Paris is also likely to perform some conjuring tricks, transferring pension funds into government coffers in a transparent attempt to massage the public debt figures. Next year's performance will determine which country can join EMU in 1997, or, in the case of Germany and France, whether it can begin on time.

However obvious it may seem, both finance ministers vehemently denied yesterday that reaching the Maastricht goal was proving a strain. But talk of a "stability pact" was couched in much vaguer terms than a year ago, when Germany felt it could dictate fiscal policy to other EU states.

Since then, Germany has busted the budget once, and is set to bust it again this year. Instead of calling for punitive fines on miscreant governments, Germany pins its own hopes of entry on some creative accounting.

While Germany would be loath to use the word "flexibility" in its vocabulary, Bonn officials have recently been re-reading the Treaty in a frantic search for loopholes.

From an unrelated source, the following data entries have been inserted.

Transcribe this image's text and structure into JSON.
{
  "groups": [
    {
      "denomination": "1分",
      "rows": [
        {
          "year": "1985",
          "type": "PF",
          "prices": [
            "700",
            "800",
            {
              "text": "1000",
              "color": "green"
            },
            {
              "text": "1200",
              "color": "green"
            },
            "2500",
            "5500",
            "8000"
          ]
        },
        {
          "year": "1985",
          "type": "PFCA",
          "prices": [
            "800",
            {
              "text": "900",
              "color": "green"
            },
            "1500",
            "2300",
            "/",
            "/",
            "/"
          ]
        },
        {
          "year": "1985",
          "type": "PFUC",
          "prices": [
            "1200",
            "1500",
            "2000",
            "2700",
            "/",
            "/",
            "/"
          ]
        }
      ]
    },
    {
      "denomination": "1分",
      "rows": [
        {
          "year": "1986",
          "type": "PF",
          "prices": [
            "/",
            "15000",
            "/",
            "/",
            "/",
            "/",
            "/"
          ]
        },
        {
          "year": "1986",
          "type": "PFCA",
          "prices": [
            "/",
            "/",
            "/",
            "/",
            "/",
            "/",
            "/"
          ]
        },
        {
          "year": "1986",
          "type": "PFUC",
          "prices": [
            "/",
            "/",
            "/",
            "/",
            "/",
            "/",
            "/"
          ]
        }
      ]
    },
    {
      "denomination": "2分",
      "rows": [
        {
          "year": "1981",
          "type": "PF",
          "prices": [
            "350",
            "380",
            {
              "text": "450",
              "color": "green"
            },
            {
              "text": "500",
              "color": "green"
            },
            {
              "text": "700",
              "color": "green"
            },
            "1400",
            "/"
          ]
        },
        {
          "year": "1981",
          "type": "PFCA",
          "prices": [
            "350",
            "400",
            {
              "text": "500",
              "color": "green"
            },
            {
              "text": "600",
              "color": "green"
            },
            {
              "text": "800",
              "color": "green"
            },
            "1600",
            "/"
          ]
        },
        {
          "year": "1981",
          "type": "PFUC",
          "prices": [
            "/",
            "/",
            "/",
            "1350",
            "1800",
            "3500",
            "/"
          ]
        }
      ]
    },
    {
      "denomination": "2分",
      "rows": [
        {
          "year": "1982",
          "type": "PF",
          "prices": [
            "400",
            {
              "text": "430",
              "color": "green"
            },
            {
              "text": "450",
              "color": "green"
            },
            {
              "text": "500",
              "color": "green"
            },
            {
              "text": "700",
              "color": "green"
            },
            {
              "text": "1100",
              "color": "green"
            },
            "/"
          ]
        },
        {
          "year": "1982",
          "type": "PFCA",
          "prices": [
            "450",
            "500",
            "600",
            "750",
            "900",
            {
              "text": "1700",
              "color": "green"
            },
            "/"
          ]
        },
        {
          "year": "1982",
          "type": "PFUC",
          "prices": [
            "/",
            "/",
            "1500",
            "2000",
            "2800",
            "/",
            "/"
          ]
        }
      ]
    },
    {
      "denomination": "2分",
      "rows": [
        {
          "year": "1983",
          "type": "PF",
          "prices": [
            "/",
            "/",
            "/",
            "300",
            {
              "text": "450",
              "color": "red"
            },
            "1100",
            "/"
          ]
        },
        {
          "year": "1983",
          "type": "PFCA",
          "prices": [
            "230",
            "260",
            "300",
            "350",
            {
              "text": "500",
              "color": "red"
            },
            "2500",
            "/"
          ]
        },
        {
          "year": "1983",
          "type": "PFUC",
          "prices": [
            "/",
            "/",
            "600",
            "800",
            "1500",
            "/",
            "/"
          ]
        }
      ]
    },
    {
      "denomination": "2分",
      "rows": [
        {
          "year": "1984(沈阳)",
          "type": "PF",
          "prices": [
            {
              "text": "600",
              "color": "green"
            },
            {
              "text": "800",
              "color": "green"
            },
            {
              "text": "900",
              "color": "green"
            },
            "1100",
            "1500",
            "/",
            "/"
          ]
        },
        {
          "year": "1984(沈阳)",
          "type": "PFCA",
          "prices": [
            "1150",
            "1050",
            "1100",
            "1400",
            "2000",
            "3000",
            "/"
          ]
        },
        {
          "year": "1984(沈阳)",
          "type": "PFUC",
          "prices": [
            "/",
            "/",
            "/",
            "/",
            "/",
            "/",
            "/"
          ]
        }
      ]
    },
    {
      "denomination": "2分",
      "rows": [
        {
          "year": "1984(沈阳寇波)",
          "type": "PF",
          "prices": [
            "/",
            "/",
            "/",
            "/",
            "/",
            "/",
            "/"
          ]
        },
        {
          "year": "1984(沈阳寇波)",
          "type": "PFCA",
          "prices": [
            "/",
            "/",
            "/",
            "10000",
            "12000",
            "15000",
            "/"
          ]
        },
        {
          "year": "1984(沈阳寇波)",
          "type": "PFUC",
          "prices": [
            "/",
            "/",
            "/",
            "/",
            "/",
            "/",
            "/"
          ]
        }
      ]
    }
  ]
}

They have discovered that the figures can be interpreted as mere guidelines. The common wisdom now is that Germany will scrape in, give or take a few tenths of a percentage point, but that France will need more help from the accountants. German Chancellor, Dr Helmut Kohl expressed confidence yesterday that EMU would begin in 1999 with five member states.

The U-turn in Bonn has alarmed Germany's central bankers. Dr Hans Tietmeyer, the head of the Bundesbank, voiced his anxiety yesterday about the danger of the political will triumphing over financial sense. "Monetary union must rest on solid foundations," he said.

But even Dr Tietmeyer has become somewhat vague of late about the precise conditions for EMU. At a symposium last week, he implied that an applicant's general state of fiscal health was more important than arbitrary figures. If the Bundesbank is prepared to turn a blind eye, who is to stop everybody else from doing the same?